Petersburger Monolog
Merkels "strategische Partnerschaft" mit Russland existiert nicht
Kommentar von Andreas Zumach
Von einer "strategischen Partnerschaft" zwischen Deutschland und Russland hat
Bundeskanzlerin Angela Merkel erneut gesprochen. Anlass war ihre Wiesbadener Begegnung mit
dem russischen Präsidenten Wladimir Putin. Doch diese Bezeichnung ist fast so vermessen
und unrealistisch wie der Anspruch auf einen deutschen Sitz im UNO-Sicherheitsrat, den
Merkel Ende September vor der Vollversammlung in New York erneuert hat.
Putin selbst hat diese Formulierung nie benutzt - auch nicht, als sein Männerfreund
und Gazprom-Geschäftspartner Gerhard Schröder noch in Berlin regierte.

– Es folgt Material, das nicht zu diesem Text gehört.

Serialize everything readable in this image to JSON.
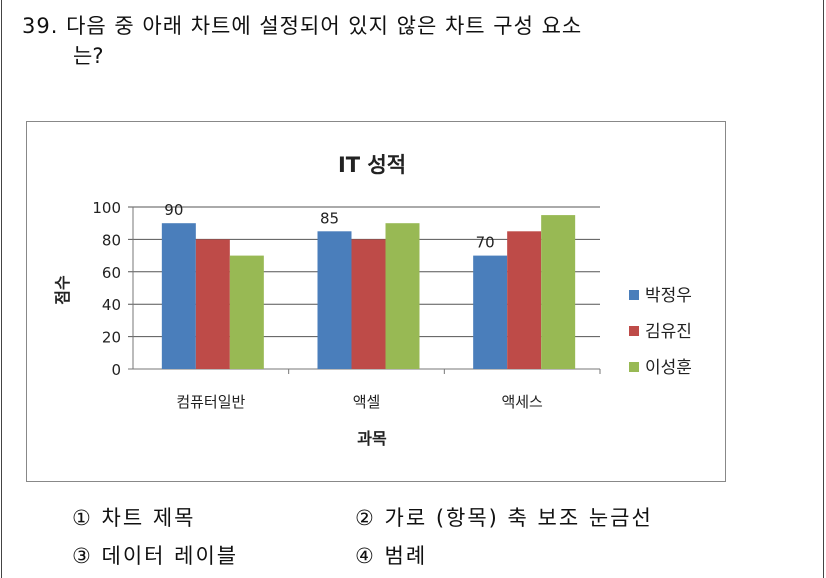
{
  "question": {
    "number": "39.",
    "text_line1": "다음 중 아래 차트에 설정되어 있지 않은 차트 구성 요소",
    "text_line2": "는?"
  },
  "options": [
    {
      "num": "①",
      "label": "차트 제목"
    },
    {
      "num": "②",
      "label": "가로 (항목) 축 보조 눈금선"
    },
    {
      "num": "③",
      "label": "데이터 레이블"
    },
    {
      "num": "④",
      "label": "범례"
    }
  ],
  "chart_data": {
    "type": "bar",
    "title": "IT 성적",
    "xlabel": "과목",
    "ylabel": "점수",
    "categories": [
      "컴퓨터일반",
      "액셀",
      "액세스"
    ],
    "ylim": [
      0,
      100
    ],
    "yticks": [
      0,
      20,
      40,
      60,
      80,
      100
    ],
    "grid": true,
    "legend": "right",
    "series": [
      {
        "name": "박정우",
        "values": [
          90,
          85,
          70
        ],
        "color": "#4a7ebb",
        "data_labels": true
      },
      {
        "name": "김유진",
        "values": [
          80,
          80,
          85
        ],
        "color": "#be4b48",
        "data_labels": false
      },
      {
        "name": "이성훈",
        "values": [
          70,
          90,
          95
        ],
        "color": "#98b954",
        "data_labels": false
      }
    ]
  }
}
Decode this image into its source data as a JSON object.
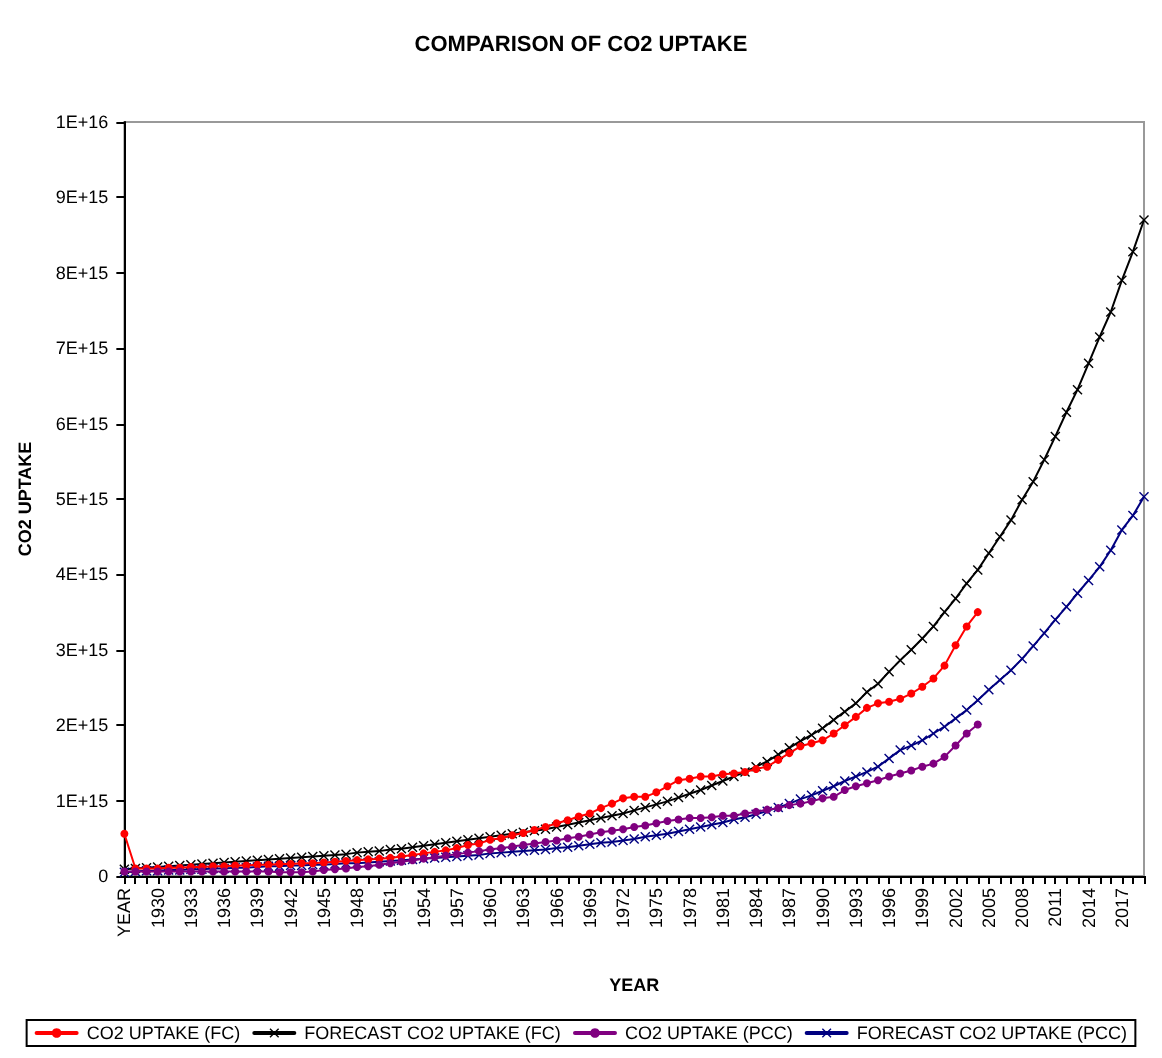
{
  "chart_data": {
    "type": "line",
    "title": "COMPARISON OF CO2 UPTAKE",
    "xlabel": "YEAR",
    "ylabel": "CO2 UPTAKE",
    "categories": [
      "YEAR",
      null,
      null,
      "1930",
      null,
      null,
      "1933",
      null,
      null,
      "1936",
      null,
      null,
      "1939",
      null,
      null,
      "1942",
      null,
      null,
      "1945",
      null,
      null,
      "1948",
      null,
      null,
      "1951",
      null,
      null,
      "1954",
      null,
      null,
      "1957",
      null,
      null,
      "1960",
      null,
      null,
      "1963",
      null,
      null,
      "1966",
      null,
      null,
      "1969",
      null,
      null,
      "1972",
      null,
      null,
      "1975",
      null,
      null,
      "1978",
      null,
      null,
      "1981",
      null,
      null,
      "1984",
      null,
      null,
      "1987",
      null,
      null,
      "1990",
      null,
      null,
      "1993",
      null,
      null,
      "1996",
      null,
      null,
      "1999",
      null,
      null,
      "2002",
      null,
      null,
      "2005",
      null,
      null,
      "2008",
      null,
      null,
      "2011",
      null,
      null,
      "2014",
      null,
      null,
      "2017",
      null,
      null
    ],
    "series": [
      {
        "name": "CO2 UPTAKE (FC)",
        "color": "#ff0000",
        "marker": "circle",
        "values": [
          560000000000000.0,
          100000000000000.0,
          100000000000000.0,
          100000000000000.0,
          110000000000000.0,
          110000000000000.0,
          120000000000000.0,
          120000000000000.0,
          130000000000000.0,
          130000000000000.0,
          140000000000000.0,
          140000000000000.0,
          150000000000000.0,
          150000000000000.0,
          160000000000000.0,
          160000000000000.0,
          170000000000000.0,
          170000000000000.0,
          180000000000000.0,
          190000000000000.0,
          200000000000000.0,
          210000000000000.0,
          220000000000000.0,
          230000000000000.0,
          240000000000000.0,
          260000000000000.0,
          280000000000000.0,
          300000000000000.0,
          320000000000000.0,
          340000000000000.0,
          370000000000000.0,
          410000000000000.0,
          430000000000000.0,
          480000000000000.0,
          500000000000000.0,
          540000000000000.0,
          570000000000000.0,
          610000000000000.0,
          650000000000000.0,
          700000000000000.0,
          740000000000000.0,
          790000000000000.0,
          830000000000000.0,
          900000000000000.0,
          960000000000000.0,
          1030000000000000.0,
          1050000000000000.0,
          1050000000000000.0,
          1110000000000000.0,
          1190000000000000.0,
          1270000000000000.0,
          1290000000000000.0,
          1320000000000000.0,
          1320000000000000.0,
          1350000000000000.0,
          1360000000000000.0,
          1380000000000000.0,
          1420000000000000.0,
          1450000000000000.0,
          1540000000000000.0,
          1630000000000000.0,
          1720000000000000.0,
          1760000000000000.0,
          1800000000000000.0,
          1890000000000000.0,
          2000000000000000.0,
          2110000000000000.0,
          2230000000000000.0,
          2290000000000000.0,
          2310000000000000.0,
          2350000000000000.0,
          2420000000000000.0,
          2510000000000000.0,
          2620000000000000.0,
          2790000000000000.0,
          3060000000000000.0,
          3310000000000000.0,
          3500000000000000.0,
          null,
          null,
          null,
          null,
          null,
          null,
          null,
          null,
          null,
          null,
          null,
          null,
          null,
          null,
          null
        ]
      },
      {
        "name": "FORECAST CO2 UPTAKE (FC)",
        "color": "#000000",
        "marker": "cross",
        "values": [
          90000000000000.0,
          100000000000000.0,
          110000000000000.0,
          120000000000000.0,
          130000000000000.0,
          140000000000000.0,
          150000000000000.0,
          160000000000000.0,
          170000000000000.0,
          180000000000000.0,
          190000000000000.0,
          200000000000000.0,
          210000000000000.0,
          220000000000000.0,
          230000000000000.0,
          240000000000000.0,
          250000000000000.0,
          260000000000000.0,
          270000000000000.0,
          280000000000000.0,
          290000000000000.0,
          310000000000000.0,
          320000000000000.0,
          330000000000000.0,
          350000000000000.0,
          360000000000000.0,
          380000000000000.0,
          400000000000000.0,
          420000000000000.0,
          440000000000000.0,
          460000000000000.0,
          480000000000000.0,
          500000000000000.0,
          520000000000000.0,
          540000000000000.0,
          560000000000000.0,
          580000000000000.0,
          600000000000000.0,
          620000000000000.0,
          650000000000000.0,
          680000000000000.0,
          710000000000000.0,
          740000000000000.0,
          770000000000000.0,
          800000000000000.0,
          830000000000000.0,
          870000000000000.0,
          910000000000000.0,
          950000000000000.0,
          990000000000000.0,
          1040000000000000.0,
          1090000000000000.0,
          1140000000000000.0,
          1200000000000000.0,
          1260000000000000.0,
          1320000000000000.0,
          1380000000000000.0,
          1450000000000000.0,
          1520000000000000.0,
          1610000000000000.0,
          1700000000000000.0,
          1790000000000000.0,
          1870000000000000.0,
          1960000000000000.0,
          2070000000000000.0,
          2180000000000000.0,
          2290000000000000.0,
          2440000000000000.0,
          2550000000000000.0,
          2710000000000000.0,
          2860000000000000.0,
          3000000000000000.0,
          3150000000000000.0,
          3310000000000000.0,
          3500000000000000.0,
          3680000000000000.0,
          3880000000000000.0,
          4060000000000000.0,
          4280000000000000.0,
          4500000000000000.0,
          4720000000000000.0,
          4990000000000000.0,
          5230000000000000.0,
          5520000000000000.0,
          5830000000000000.0,
          6150000000000000.0,
          6450000000000000.0,
          6800000000000000.0,
          7150000000000000.0,
          7480000000000000.0,
          7900000000000000.0,
          8280000000000000.0,
          8700000000000000.0
        ]
      },
      {
        "name": "CO2 UPTAKE (PCC)",
        "color": "#800080",
        "marker": "circle",
        "values": [
          60000000000000.0,
          60000000000000.0,
          60000000000000.0,
          60000000000000.0,
          60000000000000.0,
          60000000000000.0,
          60000000000000.0,
          60000000000000.0,
          60000000000000.0,
          60000000000000.0,
          60000000000000.0,
          60000000000000.0,
          60000000000000.0,
          60000000000000.0,
          50000000000000.0,
          50000000000000.0,
          50000000000000.0,
          60000000000000.0,
          80000000000000.0,
          90000000000000.0,
          100000000000000.0,
          120000000000000.0,
          130000000000000.0,
          150000000000000.0,
          170000000000000.0,
          190000000000000.0,
          210000000000000.0,
          230000000000000.0,
          250000000000000.0,
          270000000000000.0,
          290000000000000.0,
          310000000000000.0,
          330000000000000.0,
          350000000000000.0,
          370000000000000.0,
          390000000000000.0,
          410000000000000.0,
          430000000000000.0,
          450000000000000.0,
          470000000000000.0,
          500000000000000.0,
          520000000000000.0,
          550000000000000.0,
          580000000000000.0,
          600000000000000.0,
          620000000000000.0,
          650000000000000.0,
          670000000000000.0,
          700000000000000.0,
          730000000000000.0,
          750000000000000.0,
          770000000000000.0,
          770000000000000.0,
          780000000000000.0,
          800000000000000.0,
          800000000000000.0,
          830000000000000.0,
          850000000000000.0,
          880000000000000.0,
          900000000000000.0,
          940000000000000.0,
          960000000000000.0,
          990000000000000.0,
          1030000000000000.0,
          1050000000000000.0,
          1140000000000000.0,
          1190000000000000.0,
          1230000000000000.0,
          1270000000000000.0,
          1320000000000000.0,
          1360000000000000.0,
          1400000000000000.0,
          1450000000000000.0,
          1490000000000000.0,
          1580000000000000.0,
          1730000000000000.0,
          1890000000000000.0,
          2010000000000000.0,
          null,
          null,
          null,
          null,
          null,
          null,
          null,
          null,
          null,
          null,
          null,
          null,
          null,
          null,
          null
        ]
      },
      {
        "name": "FORECAST CO2 UPTAKE (PCC)",
        "color": "#000080",
        "marker": "cross",
        "values": [
          50000000000000.0,
          60000000000000.0,
          70000000000000.0,
          70000000000000.0,
          80000000000000.0,
          80000000000000.0,
          90000000000000.0,
          90000000000000.0,
          100000000000000.0,
          100000000000000.0,
          110000000000000.0,
          110000000000000.0,
          120000000000000.0,
          130000000000000.0,
          130000000000000.0,
          140000000000000.0,
          140000000000000.0,
          150000000000000.0,
          150000000000000.0,
          160000000000000.0,
          170000000000000.0,
          170000000000000.0,
          180000000000000.0,
          190000000000000.0,
          200000000000000.0,
          210000000000000.0,
          220000000000000.0,
          230000000000000.0,
          240000000000000.0,
          250000000000000.0,
          260000000000000.0,
          270000000000000.0,
          280000000000000.0,
          300000000000000.0,
          310000000000000.0,
          320000000000000.0,
          330000000000000.0,
          340000000000000.0,
          350000000000000.0,
          370000000000000.0,
          380000000000000.0,
          400000000000000.0,
          420000000000000.0,
          440000000000000.0,
          450000000000000.0,
          470000000000000.0,
          490000000000000.0,
          520000000000000.0,
          540000000000000.0,
          560000000000000.0,
          590000000000000.0,
          620000000000000.0,
          650000000000000.0,
          680000000000000.0,
          710000000000000.0,
          750000000000000.0,
          780000000000000.0,
          820000000000000.0,
          860000000000000.0,
          910000000000000.0,
          960000000000000.0,
          1020000000000000.0,
          1070000000000000.0,
          1130000000000000.0,
          1190000000000000.0,
          1260000000000000.0,
          1320000000000000.0,
          1380000000000000.0,
          1450000000000000.0,
          1560000000000000.0,
          1670000000000000.0,
          1730000000000000.0,
          1800000000000000.0,
          1890000000000000.0,
          1980000000000000.0,
          2090000000000000.0,
          2200000000000000.0,
          2330000000000000.0,
          2470000000000000.0,
          2600000000000000.0,
          2730000000000000.0,
          2880000000000000.0,
          3050000000000000.0,
          3220000000000000.0,
          3400000000000000.0,
          3570000000000000.0,
          3750000000000000.0,
          3920000000000000.0,
          4100000000000000.0,
          4320000000000000.0,
          4590000000000000.0,
          4780000000000000.0,
          5030000000000000.0
        ]
      }
    ],
    "ylim": [
      0,
      1e+16
    ],
    "yticks": [
      0,
      {
        "value": 1000000000000000.0,
        "label": "1E+15"
      },
      {
        "value": 2000000000000000.0,
        "label": "2E+15"
      },
      {
        "value": 3000000000000000.0,
        "label": "3E+15"
      },
      {
        "value": 4000000000000000.0,
        "label": "4E+15"
      },
      {
        "value": 5000000000000000.0,
        "label": "5E+15"
      },
      {
        "value": 6000000000000000.0,
        "label": "6E+15"
      },
      {
        "value": 7000000000000000.0,
        "label": "7E+15"
      },
      {
        "value": 8000000000000000.0,
        "label": "8E+15"
      },
      {
        "value": 9000000000000000.0,
        "label": "9E+15"
      },
      {
        "value": 1e+16,
        "label": "1E+16"
      }
    ],
    "grid": false,
    "legend": "bottom",
    "line_style": "solid"
  }
}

Mit gutem Grund,
wie sich in Wiesbaden zeigt. Denn in allen Fragen, die dort auf der Tagesordnung standen,
hat Deutschland gegenüber Russland die strategisch schwächere Position - und in den
meisten Fällen auch die schlechteren Argumente. Für die Verschärfung der UNO-Sanktionen
gegen Iran braucht es die Zustimmung - oder zumindest Enthaltung - Russlands im
Sicherheitsrat. Dasselbe gilt für eine völkerrechtlich saubere Regelung der
Unabhängigkeit des Kosovo.
Merkels Haltung zu den Raketenabwehrplänen der USA ist für Moskau so lange
irrelevant, wie sie in Vasallentreue gegenüber Washington verharrt, anstatt für eine
kritische Debatte der US-Pläne in der Nato zu sorgen. Und auch beim Thema Energie sitzt
Deutschland gegenüber Russland am deutlich kürzeren Hebel. Solange die Bundesregierung
keine Strategie entwickelt, um die Abhängigkeit von fossilen Energieträgern zu
reduzieren, wird das auch so bleiben. Denn Putins Reich ist der größte Gas- und derzeit
drittgrößte Ölanbieter der Welt.
Lediglich bei den Menschenrechten hat Merkel die besseren Argumente. Dass sie auf taube
Ohren treffen, ist auch eine Spätfolge der Politik, die der Westen nach dem Ende des
Kalten Krieges und dem Zerfall der Sowjetunion verfolgt hat. Die arrogante
Siegermentalität gegenüber Moskau und die Ausdehnung der Nato an die russischen Grenzen
haben die autokratischen Kräfte in Rußland gestärkt und Demokraten und Menschenrechtler
geschwächt. Eine andere Politik hätte zu einer echten Partnerschaft geführt.